Я была готова поклясться, что не двигалась. Неужели заёрзала на стуле, поддавшись нервозности? Сердце билось так сильно и быстро, что его стук казался мне громче, чем голоса окружающих меня мужчин. Они затихли – только силуэты снова забегали за тканью мешка, заставляя проникающий сквозь него свет моргать. А затем тот вдруг потух: что-то загородило его, и я почувствовала запах скисшей браги и табака, которым разило изо рта нависшего надо мной разбойника.

– Хм, неужто сонный порошок выветрился?

– Может, новый мешок на неё наденем?

– Второго такого нет, только этот был смазан сонными травами. Давайте просто его снимем. Вам же, парни, тоже интересно, пастушка она иль всё же принцесса?
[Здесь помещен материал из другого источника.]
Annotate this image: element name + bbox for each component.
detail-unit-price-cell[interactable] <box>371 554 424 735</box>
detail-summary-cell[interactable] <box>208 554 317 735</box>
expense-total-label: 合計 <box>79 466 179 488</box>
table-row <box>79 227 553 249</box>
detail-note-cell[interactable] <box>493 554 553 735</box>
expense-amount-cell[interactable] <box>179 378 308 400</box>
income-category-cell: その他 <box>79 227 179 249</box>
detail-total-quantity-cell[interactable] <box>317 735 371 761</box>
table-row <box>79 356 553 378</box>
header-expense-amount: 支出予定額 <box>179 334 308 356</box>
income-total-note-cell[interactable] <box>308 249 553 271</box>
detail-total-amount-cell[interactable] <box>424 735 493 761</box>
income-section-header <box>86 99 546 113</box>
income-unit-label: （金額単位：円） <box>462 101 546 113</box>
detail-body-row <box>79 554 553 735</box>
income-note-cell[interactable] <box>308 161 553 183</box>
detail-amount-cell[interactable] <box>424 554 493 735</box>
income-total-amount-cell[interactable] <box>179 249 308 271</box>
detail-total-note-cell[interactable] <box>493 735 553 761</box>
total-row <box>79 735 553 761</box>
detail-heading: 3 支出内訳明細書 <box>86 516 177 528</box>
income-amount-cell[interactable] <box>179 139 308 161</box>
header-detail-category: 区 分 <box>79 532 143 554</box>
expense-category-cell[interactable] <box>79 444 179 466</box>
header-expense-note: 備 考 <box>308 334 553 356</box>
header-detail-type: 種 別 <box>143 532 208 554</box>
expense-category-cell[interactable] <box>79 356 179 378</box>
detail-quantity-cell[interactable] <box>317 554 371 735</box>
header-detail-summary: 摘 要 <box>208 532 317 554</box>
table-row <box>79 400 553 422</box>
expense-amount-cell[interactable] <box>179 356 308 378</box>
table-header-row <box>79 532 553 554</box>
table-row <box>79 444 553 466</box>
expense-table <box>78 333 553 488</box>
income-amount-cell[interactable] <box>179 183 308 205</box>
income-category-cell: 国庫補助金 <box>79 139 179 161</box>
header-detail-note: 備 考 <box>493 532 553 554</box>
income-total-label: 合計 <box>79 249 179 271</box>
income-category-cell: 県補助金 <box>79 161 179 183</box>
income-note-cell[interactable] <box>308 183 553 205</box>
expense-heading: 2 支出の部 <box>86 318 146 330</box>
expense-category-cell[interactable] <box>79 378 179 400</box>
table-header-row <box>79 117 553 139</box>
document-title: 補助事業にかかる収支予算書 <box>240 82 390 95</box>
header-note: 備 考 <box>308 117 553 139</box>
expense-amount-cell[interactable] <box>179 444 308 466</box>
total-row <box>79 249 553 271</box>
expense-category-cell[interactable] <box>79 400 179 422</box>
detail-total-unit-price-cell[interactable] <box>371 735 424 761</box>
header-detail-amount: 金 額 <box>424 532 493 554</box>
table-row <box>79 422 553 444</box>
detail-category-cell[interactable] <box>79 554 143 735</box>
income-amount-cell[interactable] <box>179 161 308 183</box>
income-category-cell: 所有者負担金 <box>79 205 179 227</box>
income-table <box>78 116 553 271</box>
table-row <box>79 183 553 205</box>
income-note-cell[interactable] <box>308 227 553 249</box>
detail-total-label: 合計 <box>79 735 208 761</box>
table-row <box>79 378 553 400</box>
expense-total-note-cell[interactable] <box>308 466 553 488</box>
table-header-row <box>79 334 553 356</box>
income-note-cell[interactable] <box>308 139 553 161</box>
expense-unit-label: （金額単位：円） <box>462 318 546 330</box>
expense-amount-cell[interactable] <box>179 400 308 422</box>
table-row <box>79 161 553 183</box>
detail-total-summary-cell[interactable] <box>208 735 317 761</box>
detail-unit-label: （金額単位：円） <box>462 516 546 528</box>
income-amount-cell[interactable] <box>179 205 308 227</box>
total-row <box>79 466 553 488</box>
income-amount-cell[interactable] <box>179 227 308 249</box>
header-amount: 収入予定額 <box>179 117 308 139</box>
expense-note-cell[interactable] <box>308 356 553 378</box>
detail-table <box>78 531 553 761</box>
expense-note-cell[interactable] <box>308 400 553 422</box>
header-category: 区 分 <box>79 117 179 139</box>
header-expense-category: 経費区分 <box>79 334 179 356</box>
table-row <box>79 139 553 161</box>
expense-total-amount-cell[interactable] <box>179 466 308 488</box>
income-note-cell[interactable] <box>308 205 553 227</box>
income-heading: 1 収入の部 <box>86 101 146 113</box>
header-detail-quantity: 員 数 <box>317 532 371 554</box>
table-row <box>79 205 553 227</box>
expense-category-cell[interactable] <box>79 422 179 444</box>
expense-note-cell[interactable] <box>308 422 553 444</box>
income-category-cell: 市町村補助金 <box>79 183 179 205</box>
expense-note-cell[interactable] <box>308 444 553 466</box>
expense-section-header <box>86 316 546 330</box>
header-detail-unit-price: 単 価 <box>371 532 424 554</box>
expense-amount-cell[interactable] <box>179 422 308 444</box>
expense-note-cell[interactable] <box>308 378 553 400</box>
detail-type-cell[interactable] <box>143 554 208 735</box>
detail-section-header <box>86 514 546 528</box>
– Но Йоки… Кочевник велел…

– К Дикому этого Кочевника! Сниму сам!

Мешок сполз с моей головы раньше, чем я успела сообразить, что делать дальше, поэтому я так и осталась сидеть с закрытыми глазами, откинув голову на спинку стула. Свет ослепил меня даже сквозь плотно сомкнутые веки, а в воздухе, помимо сладости амброзии, повис тяжёлый запах воска – вокруг горела по меньшей мере сотня свечей. Дорогое удовольствие! В тот момент я окончательно убедилась в том, где мы находимся, и теперь желание открыть глаза стало совсем невыносимым. А когда уж потные скользкие пальцы схватили меня за подбородок и принялись вертеть голову то вправо, то влево…

Моё терпение кончилось.

– Убери свои грязные лапы от моего лица.